Das Amtsgericht in Vechta hatte ihn auch in der Berufungsverhandlung für schuldig befunden.
Zunächst war dem Herrn die deutsche Fahrerlaubnis abgenommen worden, weil er sich mehrfach nicht an das deutsche Gesetz für den Verkehr gehalten hatte. Dies wollte er jedoch nicht einfach so hinnehmen und hatte sich sehr schnell daran erinnert, dass als er noch in Polen lebte, einen Führerschein gemacht hatte und diesen auch noch hatte.
Mit diesem Führerschein hatte er dann einen Job als Lastkraftwagen angenommen und über neunzig Touren gefahren, somit konnte man ihn auch in 91 Fällten schuldig sprechen. Denn auch wenn der Fahrer sich als unschuldig darstellen wollte, so glaubte ihm der Richter kein Wort. Angeblich will er nichts davon gewusst haben, dass der polnische Führerschein in Deutschland keinerlei Wirkung habe. Jedoch widersprach ihm der Richter der da meinte, selbst wenn er das nicht gewusst habe, so hätte er spätestens da erkennen müssen, dass er ihm Straßenverkehr nichts zu suchen habe, als ihm die Polizei den deutschen Führerschein abgenommen habe. Denn dies würden die Beamten ja nicht aus Spaß tun, sondern hätten dafür einen Grund.

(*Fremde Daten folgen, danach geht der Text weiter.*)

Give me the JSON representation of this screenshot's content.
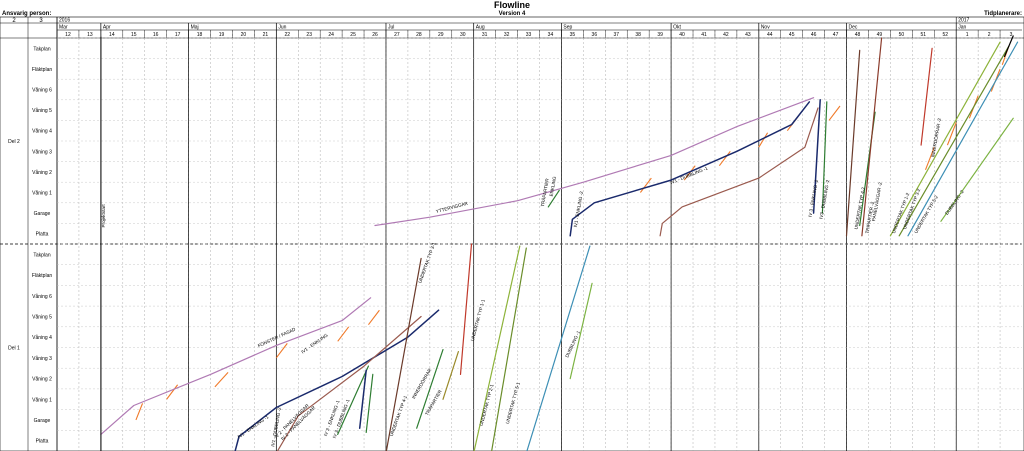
{
  "header": {
    "title": "Flowline",
    "version": "Version 4",
    "responsible_label": "Ansvarig person:",
    "planner_label": "Tidplanerare:",
    "col1_number": "2",
    "col2_number": "3"
  },
  "chart_data": {
    "type": "line",
    "title": "Flowline",
    "subtitle": "Version 4",
    "x_axis": {
      "unit": "week",
      "years": [
        {
          "label": "2016",
          "week": 12
        },
        {
          "label": "2017",
          "week": 53
        }
      ],
      "months": [
        {
          "label": "Mar",
          "week": 12
        },
        {
          "label": "Apr",
          "week": 14
        },
        {
          "label": "Maj",
          "week": 18
        },
        {
          "label": "Jun",
          "week": 22
        },
        {
          "label": "Jul",
          "week": 27
        },
        {
          "label": "Aug",
          "week": 31
        },
        {
          "label": "Sep",
          "week": 35
        },
        {
          "label": "Okt",
          "week": 40
        },
        {
          "label": "Nov",
          "week": 44
        },
        {
          "label": "Dec",
          "week": 48
        },
        {
          "label": "Jan",
          "week": 53
        }
      ],
      "weeks": [
        "12",
        "13",
        "14",
        "15",
        "16",
        "17",
        "18",
        "19",
        "20",
        "21",
        "22",
        "23",
        "24",
        "25",
        "26",
        "27",
        "28",
        "29",
        "30",
        "31",
        "32",
        "33",
        "34",
        "35",
        "36",
        "37",
        "38",
        "39",
        "40",
        "41",
        "42",
        "43",
        "44",
        "45",
        "46",
        "47",
        "48",
        "49",
        "50",
        "51",
        "52",
        "1",
        "2",
        "3"
      ],
      "range": [
        12,
        56
      ]
    },
    "y_axis": {
      "levels": [
        "Platta",
        "Garage",
        "Våning 1",
        "Våning 2",
        "Våning 3",
        "Våning 4",
        "Våning 5",
        "Våning 6",
        "Fläktplan",
        "Takplan"
      ]
    },
    "sections": [
      {
        "name": "Del 2",
        "series": [
          {
            "label": "YTTERVIGGAR",
            "color": "#b07ab4",
            "points": [
              [
                26.5,
                0.4
              ],
              [
                29,
                0.8
              ],
              [
                33,
                1.6
              ],
              [
                36,
                2.5
              ],
              [
                40,
                3.8
              ],
              [
                43,
                5.2
              ],
              [
                46.5,
                6.6
              ]
            ]
          },
          {
            "label": "IV1 - ENKLING -2",
            "color": "#1a2a6c",
            "points": [
              [
                35.4,
                -0.1
              ],
              [
                35.5,
                0.7
              ],
              [
                36.5,
                1.5
              ],
              [
                40,
                2.6
              ],
              [
                43,
                4.0
              ],
              [
                45.5,
                5.3
              ],
              [
                46.3,
                6.4
              ]
            ]
          },
          {
            "label": "IV1 - DUBBLING -1",
            "color": "#9a5a4e",
            "points": [
              [
                39.5,
                -0.1
              ],
              [
                39.6,
                0.5
              ],
              [
                40.5,
                1.3
              ],
              [
                44,
                2.7
              ],
              [
                46.1,
                4.2
              ],
              [
                46.7,
                6.1
              ]
            ]
          },
          {
            "label": "IV3 - ENKLING -2",
            "color": "#1a2a6c",
            "points": [
              [
                46.5,
                1.0
              ],
              [
                46.8,
                6.5
              ]
            ]
          },
          {
            "label": "IV3 - DUBBLING -2",
            "color": "#2e7d32",
            "points": [
              [
                46.9,
                1.0
              ],
              [
                47.1,
                6.4
              ]
            ]
          },
          {
            "label": "TRIPARTIER -2",
            "color": "#6b3a2a",
            "points": [
              [
                48.0,
                -0.1
              ],
              [
                48.6,
                8.9
              ]
            ]
          },
          {
            "label": "PANELVÄGGAR -2",
            "color": "#2e7d32",
            "points": [
              [
                48.6,
                0.4
              ],
              [
                49.3,
                5.9
              ]
            ]
          },
          {
            "label": "UNDERTAK TYP 4-2",
            "color": "#8a3a2a",
            "points": [
              [
                48.7,
                -0.1
              ],
              [
                49.6,
                9.5
              ]
            ]
          },
          {
            "label": "INNERDÖRRAR -2",
            "color": "#c0392b",
            "points": [
              [
                51.4,
                4.3
              ],
              [
                51.9,
                9.0
              ]
            ]
          },
          {
            "label": "UNDERTAK TYP 1-2",
            "color": "#8db33a",
            "points": [
              [
                50.0,
                -0.1
              ],
              [
                55.0,
                9.3
              ]
            ]
          },
          {
            "label": "UNDERTAK TYP 3-2",
            "color": "#6a8d2a",
            "points": [
              [
                50.4,
                -0.1
              ],
              [
                55.4,
                9.1
              ]
            ]
          },
          {
            "label": "UNDERTAK TYP 5-2",
            "color": "#3d8fb5",
            "points": [
              [
                50.8,
                -0.1
              ],
              [
                55.8,
                9.3
              ]
            ]
          },
          {
            "label": "DUBBLING -2",
            "color": "#7cb342",
            "points": [
              [
                52.3,
                0.6
              ],
              [
                55.6,
                5.6
              ]
            ]
          },
          {
            "label": "TRÄPARTIER",
            "color": "#2e7d32",
            "points": [
              [
                34.4,
                1.3
              ],
              [
                34.9,
                2.1
              ]
            ]
          },
          {
            "label": "HISSTRAPP",
            "color": "#000000",
            "points": [
              [
                55.2,
                8.6
              ],
              [
                55.6,
                9.6
              ]
            ]
          }
        ]
      },
      {
        "name": "Del 1",
        "series": [
          {
            "label": "FÖNSTER / FASAD",
            "color": "#b07ab4",
            "points": [
              [
                14.0,
                0.3
              ],
              [
                15.5,
                1.7
              ],
              [
                19,
                3.2
              ],
              [
                22,
                4.6
              ],
              [
                25,
                5.8
              ],
              [
                26.3,
                6.9
              ]
            ]
          },
          {
            "label": "IV1 - ENKLING -1",
            "color": "#1a2a6c",
            "points": [
              [
                20.1,
                -0.6
              ],
              [
                20.3,
                0.2
              ],
              [
                22,
                1.6
              ],
              [
                25,
                3.1
              ],
              [
                28,
                5.0
              ],
              [
                29.4,
                6.3
              ]
            ]
          },
          {
            "label": "IV1 - DUBBLING -2",
            "color": "#9a5a4e",
            "points": [
              [
                22.0,
                -0.6
              ],
              [
                23,
                1.2
              ],
              [
                26,
                3.6
              ],
              [
                28.6,
                6.0
              ]
            ]
          },
          {
            "label": "IV 2 - PANELVÄGGAR",
            "color": "#2e7d32",
            "points": [
              [
                24.8,
                0.3
              ],
              [
                26.2,
                3.6
              ]
            ]
          },
          {
            "label": "IV 3 - ENKLING -1",
            "color": "#1a2a6c",
            "points": [
              [
                25.8,
                0.6
              ],
              [
                26.1,
                3.4
              ]
            ]
          },
          {
            "label": "IV 3 - DUBBLING -1",
            "color": "#2e7d32",
            "points": [
              [
                26.1,
                0.4
              ],
              [
                26.4,
                3.2
              ]
            ]
          },
          {
            "label": "UNDERTAK TYP 4-1",
            "color": "#6b3a2a",
            "points": [
              [
                27.0,
                -0.6
              ],
              [
                28.6,
                8.8
              ]
            ]
          },
          {
            "label": "TRÄPARTIER",
            "color": "#2e7d32",
            "points": [
              [
                28.4,
                0.6
              ],
              [
                29.6,
                4.4
              ]
            ]
          },
          {
            "label": "INNERDÖRRAR",
            "color": "#9a8a2a",
            "points": [
              [
                29.6,
                2.0
              ],
              [
                30.3,
                4.3
              ]
            ]
          },
          {
            "label": "UNDERTAK TYP 1-1",
            "color": "#8db33a",
            "points": [
              [
                31.0,
                -0.6
              ],
              [
                33.1,
                9.4
              ]
            ]
          },
          {
            "label": "UNDERTAK TYP 2-1",
            "color": "#6a8d2a",
            "points": [
              [
                31.8,
                -0.6
              ],
              [
                33.4,
                9.3
              ]
            ]
          },
          {
            "label": "UNDERTAK TYP 5-1",
            "color": "#3d8fb5",
            "points": [
              [
                33.4,
                -0.6
              ],
              [
                36.3,
                9.4
              ]
            ]
          },
          {
            "label": "UNDERTAK TYP 3-1",
            "color": "#c0392b",
            "points": [
              [
                30.4,
                3.2
              ],
              [
                30.9,
                9.5
              ]
            ]
          },
          {
            "label": "DUBBLING -1",
            "color": "#7cb342",
            "points": [
              [
                35.4,
                3.0
              ],
              [
                36.4,
                7.6
              ]
            ]
          },
          {
            "label": "Projektstart",
            "color": "#000000",
            "points": [
              [
                14.0,
                -0.6
              ],
              [
                14.0,
                19.5
              ]
            ]
          }
        ]
      }
    ],
    "annotations": {
      "del2": [
        "YTTERVIGGAR",
        "TRÄPARTIER",
        "ENKLING",
        "IV1 - ENKLING -2",
        "IV1 - DUBBLING -1",
        "IV 3 - ENKLING -2",
        "IV3 - DUBBLING -2",
        "UNDERTAK TYP 4-2",
        "TRIPARTIER -2",
        "PANELVÄGGAR -2",
        "INNERDÖRRAR -2",
        "UNDERTAK TYP 1-2",
        "UNDERTAK TYP 3-2",
        "UNDERTAK TYP 5-2",
        "DUBBLING -2"
      ],
      "del1": [
        "FÖNSTER / FASAD",
        "IV1 - ENKLING -1",
        "IV1 - ENKLING",
        "IV1 - DUBBLING -2",
        "IV 2 - PANELVÄGGAR",
        "IV 2 - PANELVÄGGAR",
        "IV 3 - ENKLING -1",
        "IV 3 - DUBBLING -1",
        "UNDERTAK TYP 4-1",
        "TRÄPARTIER",
        "INNERDÖRRAR",
        "UNDERTAK TYP 1-1",
        "UNDERTAK TYP 2-1",
        "UNDERTAK TYP 5-1",
        "UNDERTAK TYP 3-1",
        "DUBBLING -1"
      ],
      "projektstart": "Projektstart"
    }
  }
}
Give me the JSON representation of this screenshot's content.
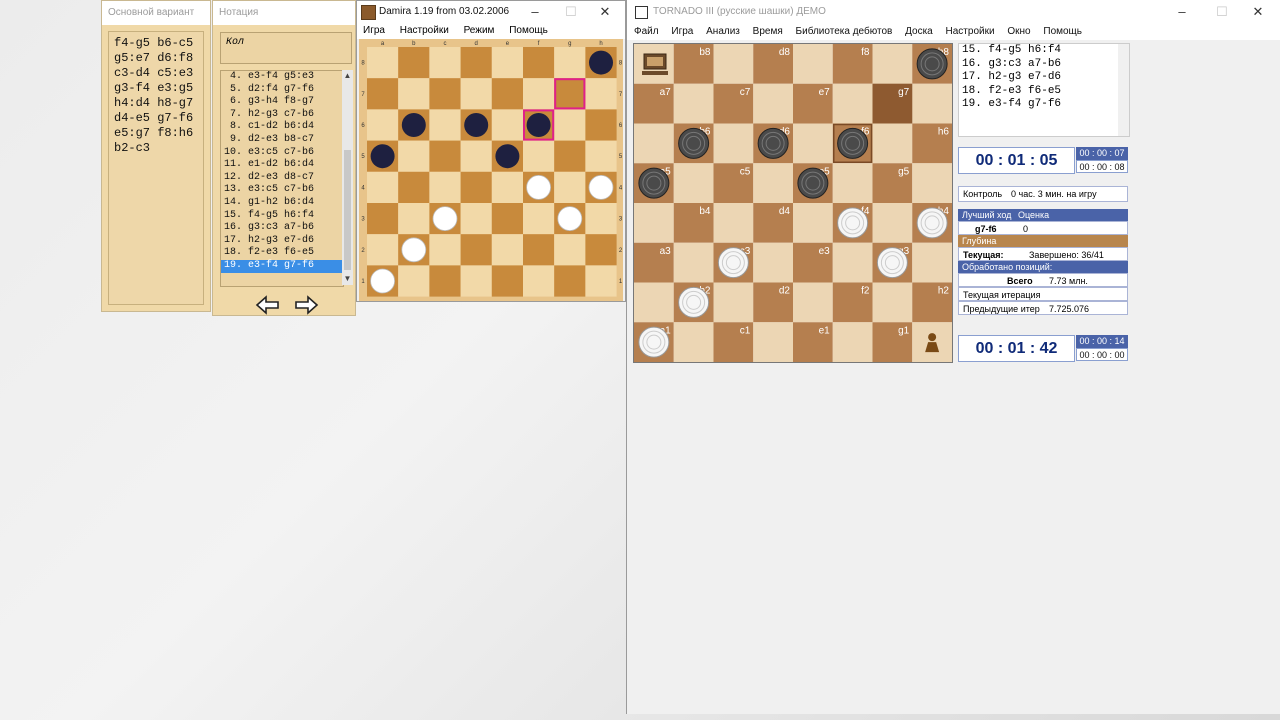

Das erste Urteil wollte der Herr nicht anerkennen und zog mit seinem Anwalt vor das Landgericht, dies sah die Sachlage jedoch kein bisschen anders, als der Richter am Amtsgericht. Das Urteil wurde bestätigt und nachdem der Kläger aufgab auch für rechtskräftig erklärt. Der Herr aus Polen verlor nicht nur seine Fahrerlaubnis, sondern auch wegen dem Vortäuschen falscher Tatsachen seinen Job.